Momma used to say she had a sister, Annabeth, but if such a sister existed, she never came forward to claim Lily and me.

“How is it that you came to live with Joseph and Miriam?” asks Louise Flores, the ASA—assistant state’s attorney, she told me when I asked. The clock on the wall reads 2:37 p.m. I lay my head on the cold steel table of the interrogation room and close my eyes. “Claire,” the stark woman prods, laying a hand on my arm to shake me awake. Roughly. She’ll have nothing to do with this, nothing to do with my “shenanigans,” she says. I yank my arm away and hide them, both of them, under the table where she can’t reach.

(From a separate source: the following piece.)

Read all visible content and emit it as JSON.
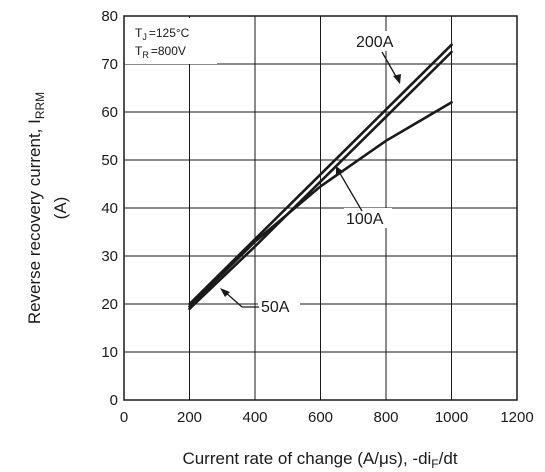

“I’m hungry,” I say. I can’t quite remember the last time I ate, but I remember sifting through a garbage Dumpster sometime before the cops caught me, finding a half-eaten hot dog, cold and covered in pickles and relish and mustard, the mustard thick and gluey, lipstick marks on the bun. But of course, that’s not where the police found me. They found me smack-dab on Michigan Avenue, staring through the window of the Gucci store.

“We’ll eat when we’re through,” she says. She’s got old-lady hands, wrinkled and veiny. A tight gold wedding band that cuts into the skin. Surplus skin that hangs from the bottom of her arms, her chin.

I pull my head from the table and look at her, into those gray eyes behind the rectangular glasses and say again, “I’m hungry.” And then I put my head back on the table and close my eyes.

There’s a hesitation. Then she tells the man in the corner to get me something to eat. She drops some coins on the steel table. I wait until he’s gone and then I say, “I’m thirsty, too.”

I won’t lift my head until the food arrives, I decide. But already she’s asking questions, questions which I readily ignore. “How did you end up with Joseph and Miriam?” and “Tell me about Joseph. He is a professor, is he not?”

Joseph is a professor. Was a professor. It’s the reason that when he and Miriam showed up, claiming to be the second cousin twice removed (or something to that effect) on my daddy’s side, my caseworker thought it was a lucky break. Joseph and Miriam lived with their two boys, Matthew and Isaac, in a home in Elkhorn, Nebraska, which sat right outside of Omaha, the largest city in all of Nebraska, so that the two were practically holding hands. Their home was nice, much nicer than our prefab home back in Ogallala, with two floors and three bedrooms and big old windows that stared out at the hills that surrounded that home. We lived in a neighborhood with a park and a baseball field, though I didn’t ever see any of those things, but I heard about them, heard about them from the neighborhood kids I watched out those big old windows, riding their bikes up and down the street and calling for someone or other to grab their bat ’cause they were going to play ball.